The Show Mine at Bad Bleiberg
There is no better place to experience how important the mining industries once were for Carinthia's economy, than a visit to the show mine Terra Montana at Bad Bleiberg. The mine re-opened its doors in May and offers guided tours seven days a week. A visit to Terra Montana is an ideal activity when the weather is bad, or a refreshing place to escape very hot days, as the temperature in the mining galleries remains a constant 9 degrees Celsius.
It was an inconspicuous perspex model in the minerals department of the Kärntner Landesmuseum at Klagenfurt that first gave me an idea of how here, in Carinthia, men have dug in the mountains and exploited them for centuries. Iron, gold, silver, but most of all lead, zinc and magnesite, plus marble and chalk made Carinthia a profitable 'gold mine' throughout the Middle Ages and until the most recent modern era.

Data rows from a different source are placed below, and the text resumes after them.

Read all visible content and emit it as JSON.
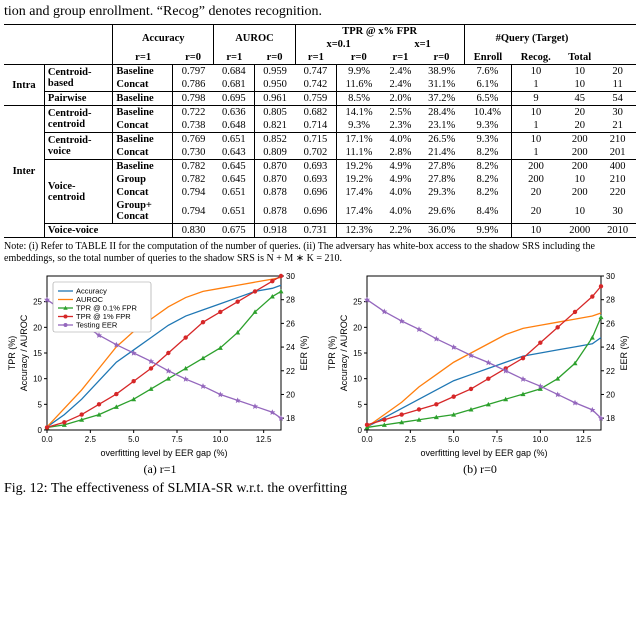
{
  "toptext": "tion and group enrollment. “Recog” denotes recognition.",
  "headers": {
    "acc": "Accuracy",
    "auroc": "AUROC",
    "tpr": "TPR @ x% FPR",
    "x01": "x=0.1",
    "x1": "x=1",
    "query": "#Query (Target)",
    "r1": "r=1",
    "r0": "r=0",
    "enroll": "Enroll",
    "recog": "Recog.",
    "total": "Total"
  },
  "rowgroups": {
    "intra": "Intra",
    "inter": "Inter"
  },
  "methods": {
    "centroidbased": "Centroid-\nbased",
    "pairwise": "Pairwise",
    "centroidcentroid": "Centroid-\ncentroid",
    "centroidvoice": "Centroid-\nvoice",
    "voicecentroid": "Voice-\ncentroid",
    "voicevoice": "Voice-voice"
  },
  "variants": {
    "baseline": "Baseline",
    "concat": "Concat",
    "group": "Group",
    "groupconcat": "Group+\nConcat"
  },
  "rows": [
    [
      "0.797",
      "0.684",
      "0.959",
      "0.747",
      "9.9%",
      "2.4%",
      "38.9%",
      "7.6%",
      "10",
      "10",
      "20"
    ],
    [
      "0.786",
      "0.681",
      "0.950",
      "0.742",
      "11.6%",
      "2.4%",
      "31.1%",
      "6.1%",
      "1",
      "10",
      "11"
    ],
    [
      "0.798",
      "0.695",
      "0.961",
      "0.759",
      "8.5%",
      "2.0%",
      "37.2%",
      "6.5%",
      "9",
      "45",
      "54"
    ],
    [
      "0.722",
      "0.636",
      "0.805",
      "0.682",
      "14.1%",
      "2.5%",
      "28.4%",
      "10.4%",
      "10",
      "20",
      "30"
    ],
    [
      "0.738",
      "0.648",
      "0.821",
      "0.714",
      "9.3%",
      "2.3%",
      "23.1%",
      "9.3%",
      "1",
      "20",
      "21"
    ],
    [
      "0.769",
      "0.651",
      "0.852",
      "0.715",
      "17.1%",
      "4.0%",
      "26.5%",
      "9.3%",
      "10",
      "200",
      "210"
    ],
    [
      "0.730",
      "0.643",
      "0.809",
      "0.702",
      "11.1%",
      "2.8%",
      "21.4%",
      "8.2%",
      "1",
      "200",
      "201"
    ],
    [
      "0.782",
      "0.645",
      "0.870",
      "0.693",
      "19.2%",
      "4.9%",
      "27.8%",
      "8.2%",
      "200",
      "200",
      "400"
    ],
    [
      "0.782",
      "0.645",
      "0.870",
      "0.693",
      "19.2%",
      "4.9%",
      "27.8%",
      "8.2%",
      "200",
      "10",
      "210"
    ],
    [
      "0.794",
      "0.651",
      "0.878",
      "0.696",
      "17.4%",
      "4.0%",
      "29.3%",
      "8.2%",
      "20",
      "200",
      "220"
    ],
    [
      "0.794",
      "0.651",
      "0.878",
      "0.696",
      "17.4%",
      "4.0%",
      "29.6%",
      "8.4%",
      "20",
      "10",
      "30"
    ],
    [
      "0.830",
      "0.675",
      "0.918",
      "0.731",
      "12.3%",
      "2.2%",
      "36.0%",
      "9.9%",
      "10",
      "2000",
      "2010"
    ]
  ],
  "note": "Note: (i) Refer to TABLE II for the computation of the number of queries. (ii) The adversary has white-box access to the shadow SRS including the embeddings, so the total number of queries to the shadow SRS is N + M ∗ K = 210.",
  "caption_a": "(a) r=1",
  "caption_b": "(b) r=0",
  "figline": "Fig. 12: The effectiveness of SLMIA-SR w.r.t. the overfitting",
  "chart": {
    "x_label": "overfitting level by EER gap (%)",
    "y_left_label": "TPR (%)",
    "y_right_label": "EER (%)",
    "y_left2_label": "Accuracy / AUROC",
    "x_ticks": [
      "0.0",
      "2.5",
      "5.0",
      "7.5",
      "10.0",
      "12.5"
    ],
    "left_ticks_tpr": [
      "0",
      "5",
      "10",
      "15",
      "20",
      "25"
    ],
    "left_ticks_acc": [
      "0.5",
      "0.6",
      "0.7",
      "0.8",
      "0.9"
    ],
    "right_ticks": [
      "18",
      "20",
      "22",
      "24",
      "26",
      "28",
      "30"
    ],
    "legend": [
      {
        "name": "Accuracy",
        "color": "#1f77b4",
        "marker": "none",
        "dash": "none"
      },
      {
        "name": "AUROC",
        "color": "#ff7f0e",
        "marker": "none",
        "dash": "none"
      },
      {
        "name": "TPR @ 0.1% FPR",
        "color": "#2ca02c",
        "marker": "triangle",
        "dash": "none"
      },
      {
        "name": "TPR @ 1% FPR",
        "color": "#d62728",
        "marker": "circle",
        "dash": "none"
      },
      {
        "name": "Testing EER",
        "color": "#9467bd",
        "marker": "star",
        "dash": "none"
      }
    ],
    "colors": {
      "accuracy": "#1f77b4",
      "auroc": "#ff7f0e",
      "tpr01": "#2ca02c",
      "tpr1": "#d62728",
      "eer": "#9467bd",
      "grid": "#cccccc",
      "axis": "#000000",
      "bg": "#ffffff"
    },
    "series_a": {
      "x": [
        0,
        1,
        2,
        3,
        4,
        5,
        6,
        7,
        8,
        9,
        10,
        11,
        12,
        13,
        13.5
      ],
      "accuracy": [
        0.51,
        0.55,
        0.6,
        0.66,
        0.72,
        0.76,
        0.8,
        0.84,
        0.87,
        0.89,
        0.91,
        0.93,
        0.95,
        0.96,
        0.97
      ],
      "auroc": [
        0.51,
        0.57,
        0.63,
        0.7,
        0.77,
        0.82,
        0.86,
        0.9,
        0.93,
        0.95,
        0.96,
        0.97,
        0.98,
        0.99,
        0.995
      ],
      "tpr01": [
        0.5,
        1,
        2,
        3,
        4.5,
        6,
        8,
        10,
        12,
        14,
        16,
        19,
        23,
        26,
        27
      ],
      "tpr1": [
        0.5,
        1.5,
        3,
        5,
        7,
        9.5,
        12,
        15,
        18,
        21,
        23,
        25,
        27,
        29,
        30
      ],
      "eer": [
        28,
        27,
        26,
        25,
        24.2,
        23.5,
        22.8,
        22,
        21.3,
        20.7,
        20,
        19.5,
        19,
        18.5,
        18
      ]
    },
    "series_b": {
      "x": [
        0,
        1,
        2,
        3,
        4,
        5,
        6,
        7,
        8,
        9,
        10,
        11,
        12,
        13,
        13.5
      ],
      "accuracy": [
        0.51,
        0.54,
        0.57,
        0.6,
        0.63,
        0.66,
        0.68,
        0.7,
        0.72,
        0.74,
        0.75,
        0.76,
        0.77,
        0.78,
        0.8
      ],
      "auroc": [
        0.51,
        0.55,
        0.59,
        0.64,
        0.68,
        0.72,
        0.75,
        0.78,
        0.81,
        0.83,
        0.84,
        0.85,
        0.86,
        0.87,
        0.88
      ],
      "tpr01": [
        0.5,
        1,
        1.5,
        2,
        2.5,
        3,
        4,
        5,
        6,
        7,
        8,
        10,
        13,
        18,
        22
      ],
      "tpr1": [
        1,
        2,
        3,
        4,
        5,
        6.5,
        8,
        10,
        12,
        14,
        17,
        20,
        23,
        26,
        28
      ],
      "eer": [
        28,
        27,
        26.2,
        25.5,
        24.7,
        24,
        23.3,
        22.7,
        22,
        21.3,
        20.7,
        20,
        19.3,
        18.7,
        18
      ]
    },
    "axes": {
      "x_min": 0,
      "x_max": 13.5,
      "acc_min": 0.5,
      "acc_max": 1.0,
      "tpr_min": 0,
      "tpr_max": 30,
      "eer_min": 17,
      "eer_max": 30
    }
  }
}
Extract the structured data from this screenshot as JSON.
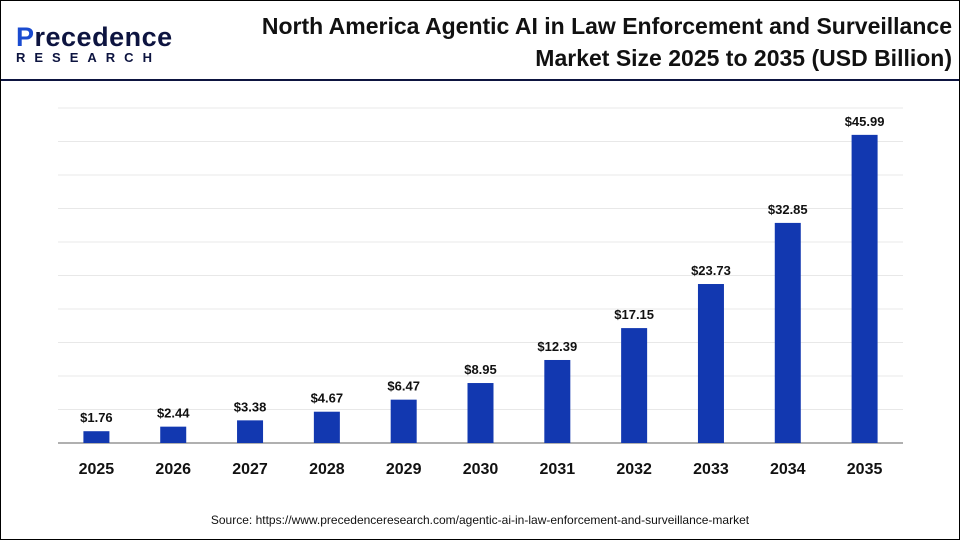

Bleiberg ('Blei' translates 'lead') was the centre for the mining of lead and zinc from the 14th century onwards. Ownership, once belonging to the diocese of Bamberg (in Baveria), passed to the House of Austria in 1753. In 1863 the Hapsburgs with the Bleiberger Bergwerks Union (BBU) set up a new management for the site. Although the BBU was one of the most modern underground mines in Europe, producing almost 500,000 tons of crude ore in 1979, the mine was operating in the red. Consequently it was closed for good in 1993.
The show mine Terra Montana conserves this 700-year-old tradition. A 68m long slide takes you down to a mine railway, with which you ride along 2km of the mine's gallery system. There, a 700m long circuit awaits you. At 14 stations information is provided about the working environment of the miners, as well as about the history of mining in the area and production methods. Part of the information is given by an animated figure, old Josef. Other information is provided by the tour guide, such as how the mining machinery is operated or - making all boys' hearts beat faster - a demonstration of blasting.
We would have loved to explore the Bleiberg mine even further. After all, the galleries extend over a length of 1,300-km (11 km from East to West, 1 km from North to South) and go down as deep as 850m, with the lowest gallery being only 87m above sea level. But also above ground the attentive hiker will come across evidence of earlier mining activities. For example in Mittewald ob Villach there are entrances to the Franz-Josef-Gallery along the hiking trail.
A side effect of the mining was that Bleiberg became established as a 'Bad' or a spa town: in 1951 a thermal water spring gushed into one of the galleries and a thermal bath was constructed as a consequence. The little spa is another popular bad-weather destination for Villach families with toddlers or children just learning to swim.